As debauched as the evidence suggests we’ve become, my faith insists that the majority of Saint Lucians would prefer, in the words of James Taylor, to shower the people you love with love—not with that other stuff!
It turns out the tax-funded, commissioned mural was painted by Alwyn St. Omer, talented son of decorated, therefore, conceivably appreciated, Dunstan St. Omer, as part of Richard Frederick’s city beautification project. Yes, yes, if you can believe that!
Five years later, it is impossible to recognize the suited-up, faceless guy with the dirty blue tie that brings to mind Constitution Park’s more deprived habitués; Derek Walcott’s “alphabet of the emaciated.”

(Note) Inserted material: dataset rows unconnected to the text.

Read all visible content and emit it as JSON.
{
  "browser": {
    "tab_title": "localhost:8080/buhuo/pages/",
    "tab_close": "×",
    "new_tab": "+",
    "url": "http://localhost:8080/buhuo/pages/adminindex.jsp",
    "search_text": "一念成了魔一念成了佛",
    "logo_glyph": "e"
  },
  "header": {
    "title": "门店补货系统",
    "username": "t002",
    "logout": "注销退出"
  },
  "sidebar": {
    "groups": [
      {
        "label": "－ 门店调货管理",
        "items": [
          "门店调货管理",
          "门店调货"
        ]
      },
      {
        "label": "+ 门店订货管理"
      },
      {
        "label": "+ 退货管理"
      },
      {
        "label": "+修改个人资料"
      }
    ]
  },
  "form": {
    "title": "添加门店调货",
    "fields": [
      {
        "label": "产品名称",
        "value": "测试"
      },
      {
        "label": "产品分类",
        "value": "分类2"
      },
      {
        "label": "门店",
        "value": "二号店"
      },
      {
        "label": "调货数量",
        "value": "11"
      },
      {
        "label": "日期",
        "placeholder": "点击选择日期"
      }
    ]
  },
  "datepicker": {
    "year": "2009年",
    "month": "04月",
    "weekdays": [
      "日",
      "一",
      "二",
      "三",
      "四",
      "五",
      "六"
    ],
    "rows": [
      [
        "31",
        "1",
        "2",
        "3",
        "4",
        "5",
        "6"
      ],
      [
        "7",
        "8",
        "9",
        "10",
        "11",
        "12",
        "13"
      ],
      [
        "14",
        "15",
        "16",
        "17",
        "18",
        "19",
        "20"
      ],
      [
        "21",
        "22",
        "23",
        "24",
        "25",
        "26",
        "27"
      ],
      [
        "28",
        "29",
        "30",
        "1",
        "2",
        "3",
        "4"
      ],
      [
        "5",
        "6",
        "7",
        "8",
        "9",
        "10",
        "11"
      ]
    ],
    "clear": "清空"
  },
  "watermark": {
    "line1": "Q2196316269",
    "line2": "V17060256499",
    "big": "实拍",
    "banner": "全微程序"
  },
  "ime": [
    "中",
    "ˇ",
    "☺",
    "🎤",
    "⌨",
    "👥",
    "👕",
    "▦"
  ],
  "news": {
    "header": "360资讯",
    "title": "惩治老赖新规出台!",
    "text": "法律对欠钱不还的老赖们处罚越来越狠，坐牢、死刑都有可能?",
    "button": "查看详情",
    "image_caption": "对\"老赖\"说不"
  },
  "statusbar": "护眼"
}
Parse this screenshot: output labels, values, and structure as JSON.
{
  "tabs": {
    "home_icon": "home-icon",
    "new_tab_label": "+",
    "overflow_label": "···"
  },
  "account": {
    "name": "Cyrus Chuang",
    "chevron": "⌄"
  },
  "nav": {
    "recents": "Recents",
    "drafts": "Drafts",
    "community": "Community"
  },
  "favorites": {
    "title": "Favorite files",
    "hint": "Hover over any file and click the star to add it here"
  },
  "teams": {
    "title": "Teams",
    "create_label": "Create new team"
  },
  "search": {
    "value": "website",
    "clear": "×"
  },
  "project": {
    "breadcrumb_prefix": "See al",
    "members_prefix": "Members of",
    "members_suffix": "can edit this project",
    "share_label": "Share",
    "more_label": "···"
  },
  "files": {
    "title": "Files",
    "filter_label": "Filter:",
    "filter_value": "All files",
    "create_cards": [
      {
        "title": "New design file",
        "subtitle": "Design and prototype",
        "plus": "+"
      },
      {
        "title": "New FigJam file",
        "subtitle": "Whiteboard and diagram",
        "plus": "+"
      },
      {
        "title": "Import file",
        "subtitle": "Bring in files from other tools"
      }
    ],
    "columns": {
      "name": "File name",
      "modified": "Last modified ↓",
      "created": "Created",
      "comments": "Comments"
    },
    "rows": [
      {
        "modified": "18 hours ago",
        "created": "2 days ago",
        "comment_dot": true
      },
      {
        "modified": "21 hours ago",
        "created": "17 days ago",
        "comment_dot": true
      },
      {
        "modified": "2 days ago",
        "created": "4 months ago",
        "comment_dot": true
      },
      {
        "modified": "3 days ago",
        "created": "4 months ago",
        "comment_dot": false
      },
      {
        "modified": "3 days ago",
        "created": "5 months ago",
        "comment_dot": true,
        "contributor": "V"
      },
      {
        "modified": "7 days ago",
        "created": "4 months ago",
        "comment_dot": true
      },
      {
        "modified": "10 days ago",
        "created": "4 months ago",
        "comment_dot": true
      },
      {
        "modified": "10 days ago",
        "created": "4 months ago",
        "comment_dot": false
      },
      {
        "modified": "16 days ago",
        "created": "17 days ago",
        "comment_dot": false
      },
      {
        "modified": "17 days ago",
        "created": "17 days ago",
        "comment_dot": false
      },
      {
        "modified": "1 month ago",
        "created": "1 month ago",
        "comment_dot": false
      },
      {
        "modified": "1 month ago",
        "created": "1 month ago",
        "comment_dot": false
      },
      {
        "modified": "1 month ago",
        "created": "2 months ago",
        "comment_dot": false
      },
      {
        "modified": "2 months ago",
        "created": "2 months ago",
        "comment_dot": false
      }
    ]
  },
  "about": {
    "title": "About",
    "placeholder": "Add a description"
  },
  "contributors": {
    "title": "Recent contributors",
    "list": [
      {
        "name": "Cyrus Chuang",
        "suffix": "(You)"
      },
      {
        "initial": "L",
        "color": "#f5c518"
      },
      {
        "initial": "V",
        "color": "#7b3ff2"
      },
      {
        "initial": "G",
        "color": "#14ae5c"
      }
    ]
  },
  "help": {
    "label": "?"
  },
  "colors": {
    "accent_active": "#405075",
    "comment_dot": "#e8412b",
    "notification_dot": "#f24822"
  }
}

The face that for some fifty years had been our nation’s most easily recognized is now a featureless blob of washed-out colors and grime, streaked with dirt. Then there are the barely-there reminders of his contributions: barely there banana trees laden with washed-out green gold; smiling dirt-covered young people in school uniform, indicative of his war on illiteracy and ignorance (at any rate as beheld by eyes capable of seeing past the mud!). And right in the middle of the mural, between the once beaming school children and the man in the now bizarre outfit, the proud flag of Saint Lucia.
At any rate, the once proud flag of Saint Lucia. The uninformed eye now gazes upon it without the slightest notion what it might be. A flint arrowhead minus its shaft, maybe?
The painting that was supposed at once to be uplifting and inspiring now reminds of nothing more than a poster for The Walking Dead or some such made-in-Hollywood nightmare. Not only is St. Omer’s paint now water under the bridge, what is left of the painter’s art is something of an abstract inviting all manner of interpretation.
Nevertheless, St. Omer’s mural remains a reminder to politicians who imagine themselves much more than they really are, including immortal. The mural also reminds us that today’s apparently adulated and worshipped could easily be tomorrow’s forgotten—even despised—dependent on the ruling rooster.
Perhaps most important, however, is that the Hospital Road blob serves as yet another indicator of how much we love the land that gave us birth, to say nothing of our love for ourselves “as a people.”
Nothing illustrates the truth about us louder than that desecrated arrow-shaped thing between Compton and the kids in school uniform—so representative of our, er, Independence!